Our interest was to create an inclusive monument to people, regardless of their status as athletes or spectators, their age, nationality, sexuality or gender.

For thousands of years people have used portraiture to record their history on the landscape, buildings and through public art. We are a long way from the days of Mount Rushmore and the epic figurative sculptures of Soviet artists such as Vera Mukhina, yet these monumental depictions of our ‘heroes’ - whether Presidents or the aspirational ‘Everyman’ remain captivating to us.

Today the internet is how we record our history. “Emoticons”, “Selfies”, “Facebook”, “FaceTime” etc. have become universal tools for communicating, and the face persists as the prevalent shorthand in these new mediums.

Formed by 11,000 actuators, each equipped with full colour LEDs, the kinetic facade of the MegaFaces pavilion is able to transform in three dimensions to recreate the faces of visitors to the building.
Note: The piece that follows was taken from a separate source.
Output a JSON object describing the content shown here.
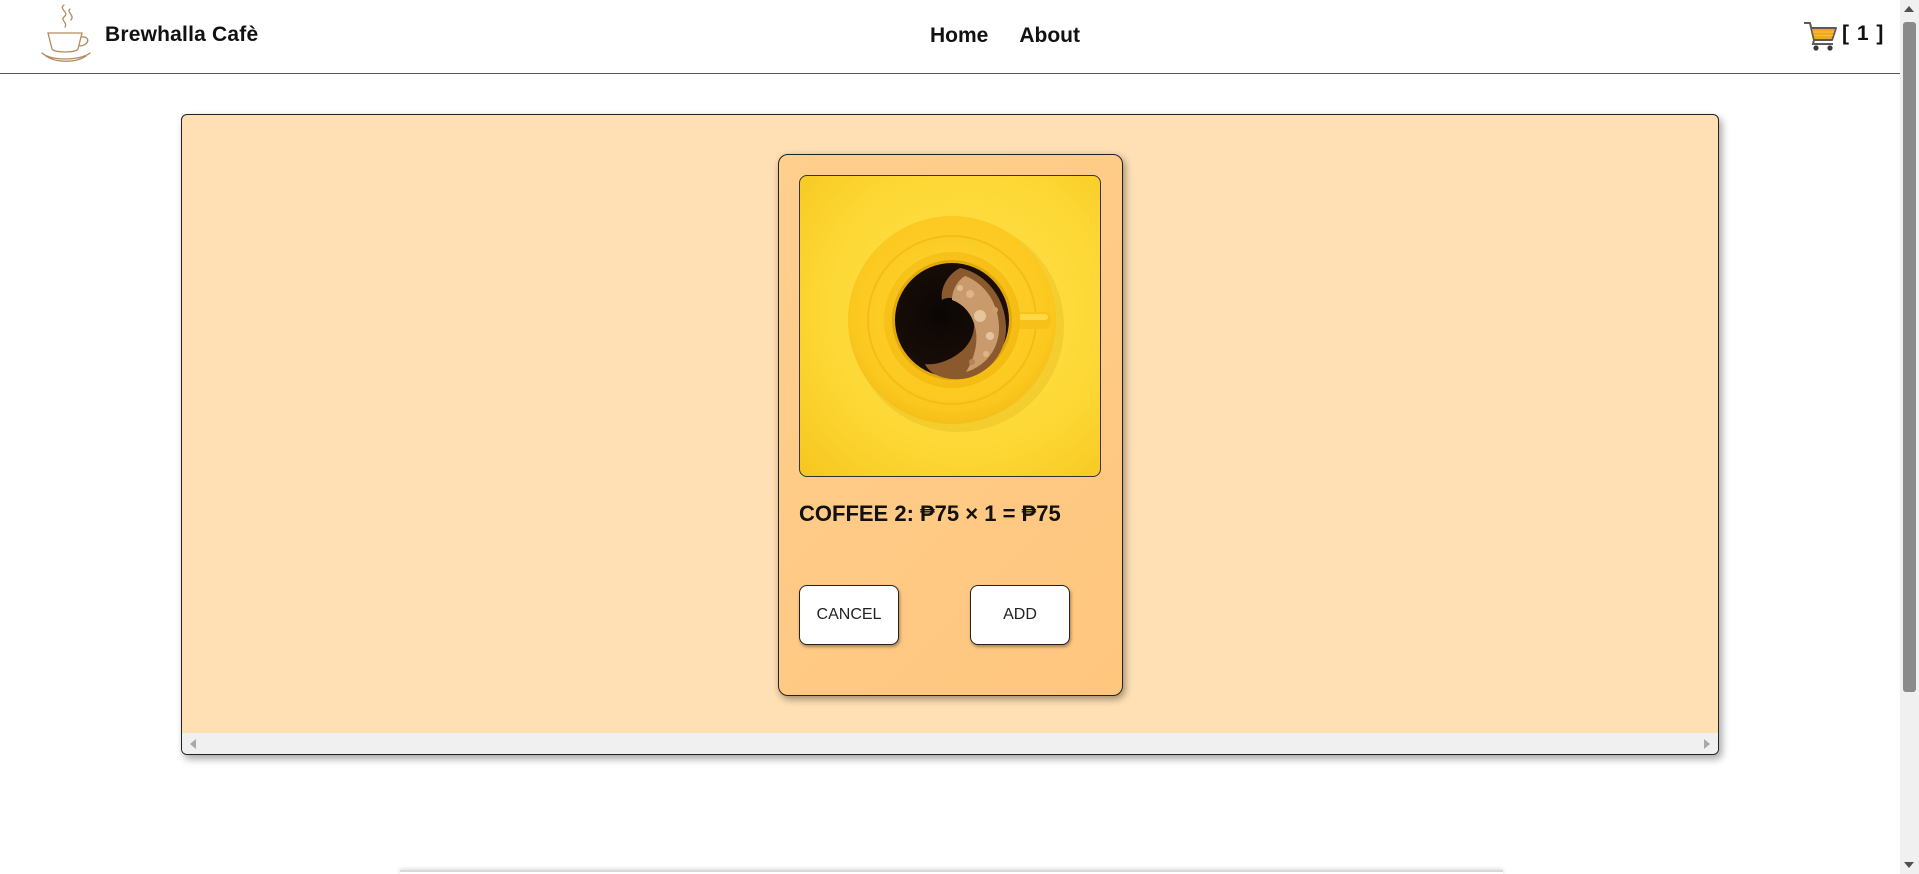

Facial impressions are created once every minute and are relayed to the kinetic facade from multi-camera 3D scans made in proprietary instant 3D photo booths installed within the building and in locations across 30 Russian towns and cities. This fully automated process utilised a tablet-based registration app in the queue line to give each visitor a personalised QR code card, and therefore a personalised language experience within the photo booths. Each visitor received a SMS message with the time they would appear on the facade. Everyone received a live webcam link before their face was shown and recorded video was archived so that visitors, or people who participated but were unable to attend the games, could share their moment across social media.

The resultant portraits appear on the side of the building, three at a time, at 8 metres tall - a magnification of 3500% - larger, in fact than the Statue of Liberty’s face. The facade is able to display content with up to 2.4 metres of depth.